Recently, one of our clients noticed that they were not getting a full 30 days of online video storage from a particular security camera video server that had recently been installed. This client has a very large video management system (VMS) with multiple servers spread out through multiple facilities. The majority of the other servers were performing well and were obtaining at least 30 to 40 days of storage.
Our first thought was to check the camera settings within the VMS server to make sure that they were recording on motion detection and for a certain amount of images per second. The security integrator assured us that they had all the settings correct in the server. The VMS manufacturer agreed that the settings were all correct.
The VMS manufacturer told us that the issue could be from the cameras that were being used. The cameras connected to the server were existing, older, IP-based cameras that had been discontinued by the manufacturer.

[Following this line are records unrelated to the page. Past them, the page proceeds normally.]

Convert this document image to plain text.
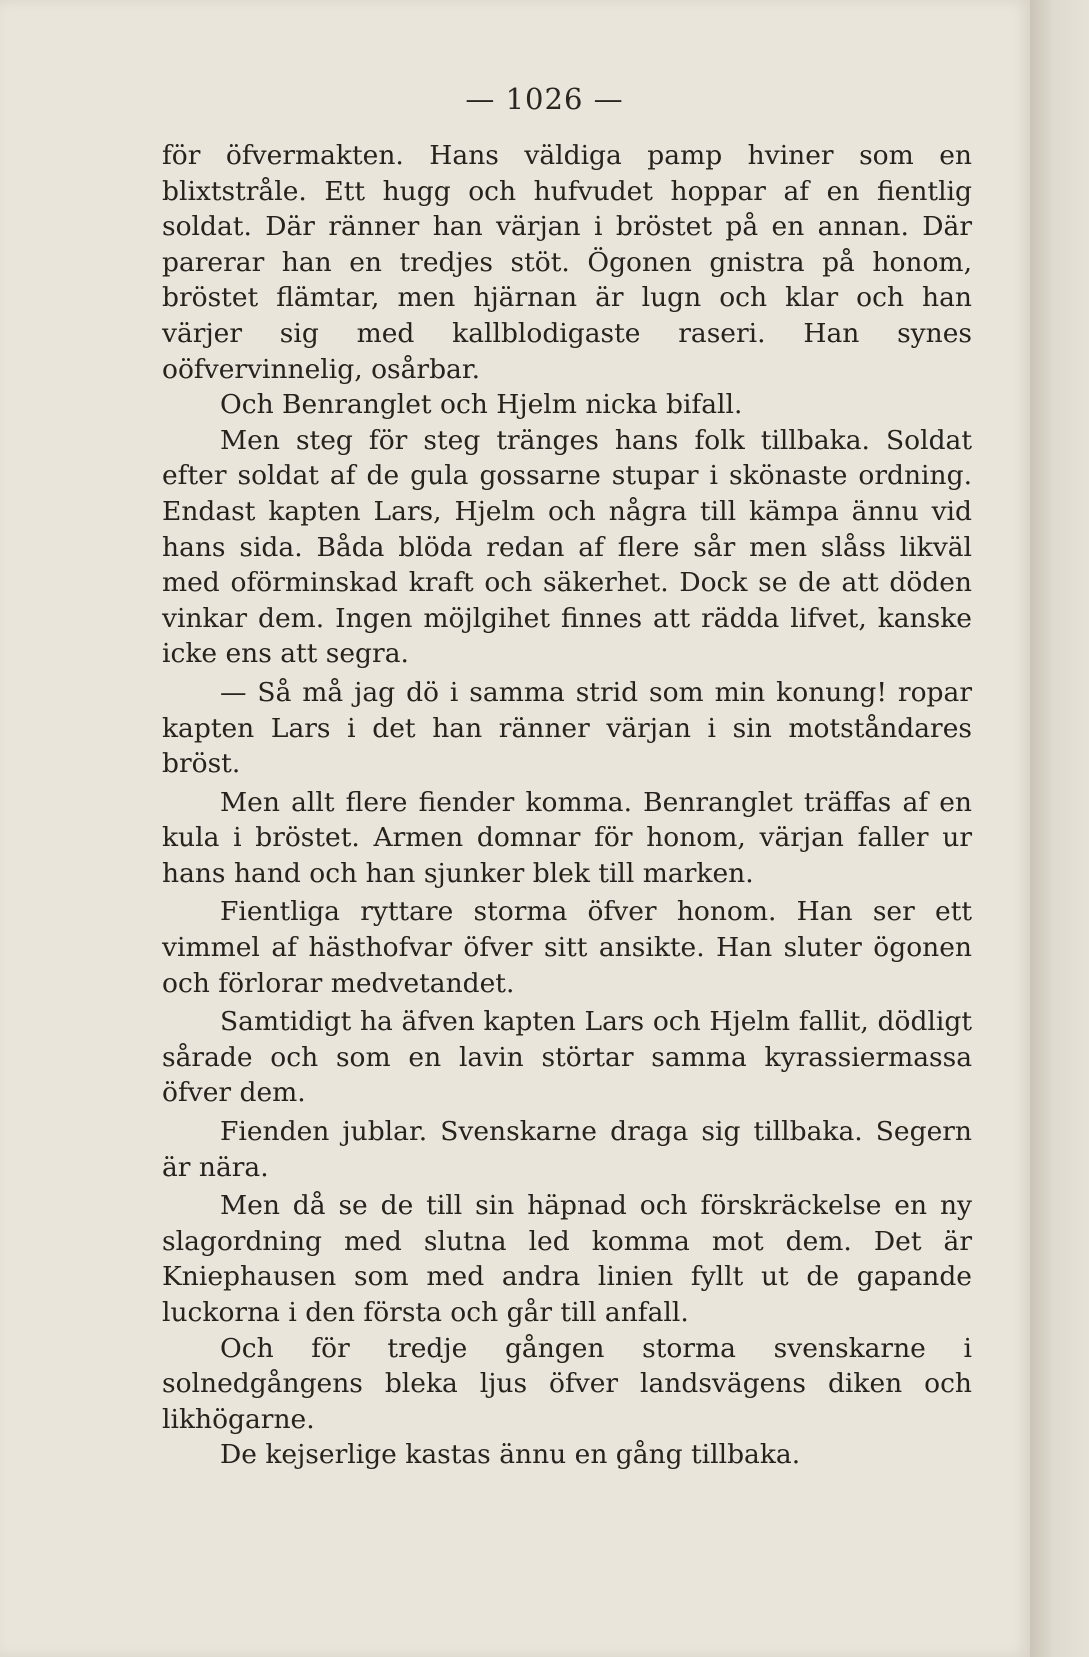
— 1026 —

för öfvermakten. Hans väldiga pamp hviner som en blixtstråle. Ett hugg och hufvudet hoppar af en fientlig soldat. Där ränner han värjan i bröstet på en annan. Där parerar han en tredjes stöt. Ögonen gnistra på honom, bröstet flämtar, men hjärnan är lugn och klar och han värjer sig med kallblodigaste raseri. Han synes oöfvervinnelig, osårbar.

Och Benranglet och Hjelm nicka bifall.

Men steg för steg tränges hans folk tillbaka. Soldat efter soldat af de gula gossarne stupar i skönaste ordning. Endast kapten Lars, Hjelm och några till kämpa ännu vid hans sida. Båda blöda redan af flere sår men slåss likväl med oförminskad kraft och säkerhet. Dock se de att döden vinkar dem. Ingen möjlgihet finnes att rädda lifvet, kanske icke ens att segra.

— Så må jag dö i samma strid som min konung! ropar kapten Lars i det han ränner värjan i sin motståndares bröst.

Men allt flere fiender komma. Benranglet träffas af en kula i bröstet. Armen domnar för honom, värjan faller ur hans hand och han sjunker blek till marken.

Fientliga ryttare storma öfver honom. Han ser ett vimmel af hästhofvar öfver sitt ansikte. Han sluter ögonen och förlorar medvetandet.

Samtidigt ha äfven kapten Lars och Hjelm fallit, dödligt sårade och som en lavin störtar samma kyrassiermassa öfver dem.

Fienden jublar. Svenskarne draga sig tillbaka. Segern är nära.

Men då se de till sin häpnad och förskräckelse en ny slagordning med slutna led komma mot dem. Det är Kniephausen som med andra linien fyllt ut de gapande luckorna i den första och går till anfall.

Och för tredje gången storma svenskarne i solnedgångens bleka ljus öfver landsvägens diken och likhögarne.

De kejserlige kastas ännu en gång tillbaka.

After downloading information about the obsolete camera from the web, we sent that information to the security integrator. We then sat down with the security integrator to go over the entire set-up.
We learned that in the video server settings, the incorrect type of camera had been selected from a list. In addition, some of the settings within the camera were also not correct. Once all of these changes were made, we could tell that the days of storage were going to increase dramatically.
When setting up any camera system, it is imperative that all of the capabilities of the cameras and the video system are taken into consideration. These systems are getting easier to use, however the initial set-up can still be a challenge.
When looking at a new or existing system, be sure to have a clear understanding of each and every set-up within a camera and video management system to obtain the optimum performance of each. It is also important to verify that the cameras and video system are totally compatible with one another.